Mitochondrial dysfunction, lipids metabolism, and amino acid biosynthesis are key pathways for COVID-19 recovery

The metabolic alterations caused by SARS-CoV-2 infection reflect disease progression. To analyze molecules involved in these metabolic changes, a multiomics study was performed using plasma from 103 patients with different degrees of COVID-19 severity during the evolution of the infection. With the increased severity of COVID-19, changes in circulating proteomic, metabolomic, and lipidomic profiles increased. Notably, the group of severe and critical patients with high HRG and ChoE (20:3) and low alpha-ketoglutaric acid levels had a high chance of unfavorable disease evolution (AUC = 0.925).
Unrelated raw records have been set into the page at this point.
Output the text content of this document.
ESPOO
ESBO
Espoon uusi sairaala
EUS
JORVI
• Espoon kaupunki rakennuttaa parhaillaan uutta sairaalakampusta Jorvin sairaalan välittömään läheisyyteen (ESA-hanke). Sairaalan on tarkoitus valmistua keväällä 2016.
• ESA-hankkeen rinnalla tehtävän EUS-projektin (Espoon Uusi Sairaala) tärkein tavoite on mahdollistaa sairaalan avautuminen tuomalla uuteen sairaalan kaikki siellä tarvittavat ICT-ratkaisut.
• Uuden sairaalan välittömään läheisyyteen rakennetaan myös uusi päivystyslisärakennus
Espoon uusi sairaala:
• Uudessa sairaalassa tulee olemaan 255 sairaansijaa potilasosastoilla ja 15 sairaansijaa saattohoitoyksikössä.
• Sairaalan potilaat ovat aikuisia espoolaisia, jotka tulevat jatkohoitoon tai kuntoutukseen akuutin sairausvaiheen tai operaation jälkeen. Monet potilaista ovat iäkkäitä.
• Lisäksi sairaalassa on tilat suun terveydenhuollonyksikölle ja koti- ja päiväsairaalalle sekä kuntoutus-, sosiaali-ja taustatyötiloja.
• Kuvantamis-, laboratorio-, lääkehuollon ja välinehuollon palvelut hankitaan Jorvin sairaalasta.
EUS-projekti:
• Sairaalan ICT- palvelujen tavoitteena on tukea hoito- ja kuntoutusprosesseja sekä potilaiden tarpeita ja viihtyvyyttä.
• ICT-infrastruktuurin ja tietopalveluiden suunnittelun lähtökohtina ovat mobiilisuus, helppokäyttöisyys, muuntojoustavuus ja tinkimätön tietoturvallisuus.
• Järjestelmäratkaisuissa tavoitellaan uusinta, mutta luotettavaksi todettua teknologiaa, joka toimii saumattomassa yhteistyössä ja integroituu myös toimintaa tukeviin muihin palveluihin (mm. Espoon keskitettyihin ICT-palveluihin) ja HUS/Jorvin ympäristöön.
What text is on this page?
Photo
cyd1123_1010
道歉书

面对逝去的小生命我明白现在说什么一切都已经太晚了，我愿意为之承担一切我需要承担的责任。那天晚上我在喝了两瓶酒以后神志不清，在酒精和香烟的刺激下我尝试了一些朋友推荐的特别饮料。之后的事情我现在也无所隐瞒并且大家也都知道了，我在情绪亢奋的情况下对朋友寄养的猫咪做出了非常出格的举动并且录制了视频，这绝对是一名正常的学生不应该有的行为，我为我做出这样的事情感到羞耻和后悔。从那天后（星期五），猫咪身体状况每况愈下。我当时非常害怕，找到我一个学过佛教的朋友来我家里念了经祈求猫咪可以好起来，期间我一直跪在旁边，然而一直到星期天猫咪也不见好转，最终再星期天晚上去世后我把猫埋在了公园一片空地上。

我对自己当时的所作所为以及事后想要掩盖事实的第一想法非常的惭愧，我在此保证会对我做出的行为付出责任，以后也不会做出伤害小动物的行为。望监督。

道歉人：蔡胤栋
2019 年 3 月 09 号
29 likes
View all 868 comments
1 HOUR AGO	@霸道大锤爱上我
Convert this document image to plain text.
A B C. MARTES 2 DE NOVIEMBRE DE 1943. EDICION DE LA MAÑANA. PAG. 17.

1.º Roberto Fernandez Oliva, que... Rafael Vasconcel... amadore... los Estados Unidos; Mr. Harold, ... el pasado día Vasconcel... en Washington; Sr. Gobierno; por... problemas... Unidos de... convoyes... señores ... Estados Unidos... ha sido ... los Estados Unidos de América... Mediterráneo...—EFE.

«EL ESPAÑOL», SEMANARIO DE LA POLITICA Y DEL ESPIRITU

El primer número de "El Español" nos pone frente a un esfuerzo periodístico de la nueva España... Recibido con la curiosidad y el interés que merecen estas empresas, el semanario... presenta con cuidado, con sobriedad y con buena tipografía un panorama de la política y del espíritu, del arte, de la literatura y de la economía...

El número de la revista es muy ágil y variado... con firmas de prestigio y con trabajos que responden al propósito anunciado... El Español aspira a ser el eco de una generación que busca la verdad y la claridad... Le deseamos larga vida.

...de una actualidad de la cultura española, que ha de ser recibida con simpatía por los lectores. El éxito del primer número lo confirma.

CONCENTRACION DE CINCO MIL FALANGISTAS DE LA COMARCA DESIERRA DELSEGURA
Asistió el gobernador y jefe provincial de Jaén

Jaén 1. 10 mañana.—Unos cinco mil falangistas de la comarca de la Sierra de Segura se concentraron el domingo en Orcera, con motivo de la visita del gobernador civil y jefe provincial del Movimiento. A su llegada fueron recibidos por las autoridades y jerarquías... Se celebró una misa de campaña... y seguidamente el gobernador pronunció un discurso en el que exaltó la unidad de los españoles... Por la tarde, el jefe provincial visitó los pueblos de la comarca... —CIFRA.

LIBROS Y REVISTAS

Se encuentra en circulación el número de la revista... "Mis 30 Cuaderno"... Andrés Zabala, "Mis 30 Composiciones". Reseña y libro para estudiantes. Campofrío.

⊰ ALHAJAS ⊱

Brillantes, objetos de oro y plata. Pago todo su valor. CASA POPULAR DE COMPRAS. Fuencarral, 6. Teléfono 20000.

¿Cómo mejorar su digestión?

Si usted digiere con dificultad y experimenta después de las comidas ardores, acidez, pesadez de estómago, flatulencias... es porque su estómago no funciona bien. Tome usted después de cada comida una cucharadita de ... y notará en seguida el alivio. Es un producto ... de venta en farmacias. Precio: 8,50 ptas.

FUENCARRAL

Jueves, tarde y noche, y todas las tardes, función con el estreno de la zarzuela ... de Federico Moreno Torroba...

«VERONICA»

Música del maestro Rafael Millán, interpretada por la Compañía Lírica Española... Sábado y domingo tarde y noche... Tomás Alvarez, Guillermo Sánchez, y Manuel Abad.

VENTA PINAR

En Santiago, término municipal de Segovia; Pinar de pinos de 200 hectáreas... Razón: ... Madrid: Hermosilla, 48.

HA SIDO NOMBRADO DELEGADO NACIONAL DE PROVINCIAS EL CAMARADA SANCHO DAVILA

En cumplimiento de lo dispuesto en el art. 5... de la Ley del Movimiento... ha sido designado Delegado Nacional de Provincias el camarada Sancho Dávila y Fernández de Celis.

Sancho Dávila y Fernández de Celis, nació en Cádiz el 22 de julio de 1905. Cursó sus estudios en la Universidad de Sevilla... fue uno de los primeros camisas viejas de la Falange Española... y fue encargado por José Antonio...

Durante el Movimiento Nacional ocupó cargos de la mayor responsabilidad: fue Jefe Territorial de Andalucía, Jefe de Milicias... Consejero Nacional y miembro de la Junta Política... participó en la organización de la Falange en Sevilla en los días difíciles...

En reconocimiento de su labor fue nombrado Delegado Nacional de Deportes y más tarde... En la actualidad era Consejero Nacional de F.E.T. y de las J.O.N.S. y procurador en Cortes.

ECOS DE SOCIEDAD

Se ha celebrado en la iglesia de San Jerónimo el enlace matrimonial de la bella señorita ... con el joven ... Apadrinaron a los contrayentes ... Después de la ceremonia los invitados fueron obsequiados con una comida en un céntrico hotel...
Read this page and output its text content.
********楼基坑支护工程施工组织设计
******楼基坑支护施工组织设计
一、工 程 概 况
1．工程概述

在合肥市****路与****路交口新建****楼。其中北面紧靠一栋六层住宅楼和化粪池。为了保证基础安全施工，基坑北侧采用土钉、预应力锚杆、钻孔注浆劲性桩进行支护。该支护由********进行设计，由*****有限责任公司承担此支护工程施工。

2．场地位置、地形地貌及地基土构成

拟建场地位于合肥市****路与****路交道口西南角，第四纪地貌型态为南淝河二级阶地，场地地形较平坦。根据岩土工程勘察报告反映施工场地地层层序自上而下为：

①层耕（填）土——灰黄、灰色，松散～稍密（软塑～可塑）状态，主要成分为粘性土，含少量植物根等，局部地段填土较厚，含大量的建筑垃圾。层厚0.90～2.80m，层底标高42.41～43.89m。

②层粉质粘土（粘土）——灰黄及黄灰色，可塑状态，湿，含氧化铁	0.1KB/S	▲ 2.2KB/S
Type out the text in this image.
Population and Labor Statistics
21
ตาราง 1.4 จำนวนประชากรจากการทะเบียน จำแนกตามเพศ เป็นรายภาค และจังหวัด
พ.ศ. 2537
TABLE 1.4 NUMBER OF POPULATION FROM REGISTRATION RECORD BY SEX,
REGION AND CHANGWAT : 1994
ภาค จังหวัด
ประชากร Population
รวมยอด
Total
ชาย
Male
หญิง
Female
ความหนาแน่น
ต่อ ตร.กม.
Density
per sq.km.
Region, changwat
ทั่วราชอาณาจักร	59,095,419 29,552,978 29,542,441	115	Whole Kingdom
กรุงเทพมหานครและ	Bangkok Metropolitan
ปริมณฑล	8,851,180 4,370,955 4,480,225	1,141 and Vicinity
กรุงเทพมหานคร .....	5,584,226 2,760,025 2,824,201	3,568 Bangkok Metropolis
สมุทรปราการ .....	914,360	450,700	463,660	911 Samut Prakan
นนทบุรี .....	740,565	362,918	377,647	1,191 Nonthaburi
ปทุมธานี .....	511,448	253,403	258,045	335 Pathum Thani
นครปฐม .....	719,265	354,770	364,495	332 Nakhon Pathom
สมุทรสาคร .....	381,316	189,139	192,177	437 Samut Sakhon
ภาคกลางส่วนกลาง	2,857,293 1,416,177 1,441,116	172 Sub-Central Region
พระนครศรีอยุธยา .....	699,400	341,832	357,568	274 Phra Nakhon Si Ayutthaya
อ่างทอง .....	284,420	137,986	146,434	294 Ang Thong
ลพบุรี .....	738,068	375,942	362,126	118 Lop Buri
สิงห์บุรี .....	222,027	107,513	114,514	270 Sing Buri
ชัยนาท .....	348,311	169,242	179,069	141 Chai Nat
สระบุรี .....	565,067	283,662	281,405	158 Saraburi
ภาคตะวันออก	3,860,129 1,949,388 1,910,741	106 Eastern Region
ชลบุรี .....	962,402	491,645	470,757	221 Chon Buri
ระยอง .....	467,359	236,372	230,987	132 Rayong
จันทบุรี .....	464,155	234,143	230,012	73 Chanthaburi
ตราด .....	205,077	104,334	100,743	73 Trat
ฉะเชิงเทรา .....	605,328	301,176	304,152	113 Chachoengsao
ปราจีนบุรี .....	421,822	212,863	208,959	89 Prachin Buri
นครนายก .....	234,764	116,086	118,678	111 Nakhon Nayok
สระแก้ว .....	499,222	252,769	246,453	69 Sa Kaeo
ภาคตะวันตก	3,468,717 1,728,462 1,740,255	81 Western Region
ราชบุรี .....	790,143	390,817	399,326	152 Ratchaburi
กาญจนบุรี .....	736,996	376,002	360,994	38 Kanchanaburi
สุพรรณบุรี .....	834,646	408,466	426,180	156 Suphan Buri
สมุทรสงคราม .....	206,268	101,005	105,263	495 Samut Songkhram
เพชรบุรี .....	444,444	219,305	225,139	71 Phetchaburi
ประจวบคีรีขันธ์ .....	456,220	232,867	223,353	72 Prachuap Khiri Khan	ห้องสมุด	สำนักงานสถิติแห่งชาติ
Consequently, patients with the worst prognosis presented alterations in the TCA cycle (mitochondrial dysfunction), lipid metabolism, amino acid biosynthesis, and coagulation. Our findings increase knowledge regarding how SARS-CoV-2 infection affects different metabolic pathways and help in understanding the future consequences of COVID-19 to identify potential therapeutic targets.

Automated summary

A multiomics study on patients with different degrees of COVID-19 severity revealed that metabolic alterations were associated with disease progression. Specifically, severe and critical patients with high HRG and ChoE (20:3) levels and low alpha-ketoglutaric acid levels had a higher chance of unfavorable disease evolution. These findings provide insights into the impact of SARS-CoV-2 infection on metabolic pathways and contribute to the identification of potential therapeutic targets for COVID-19.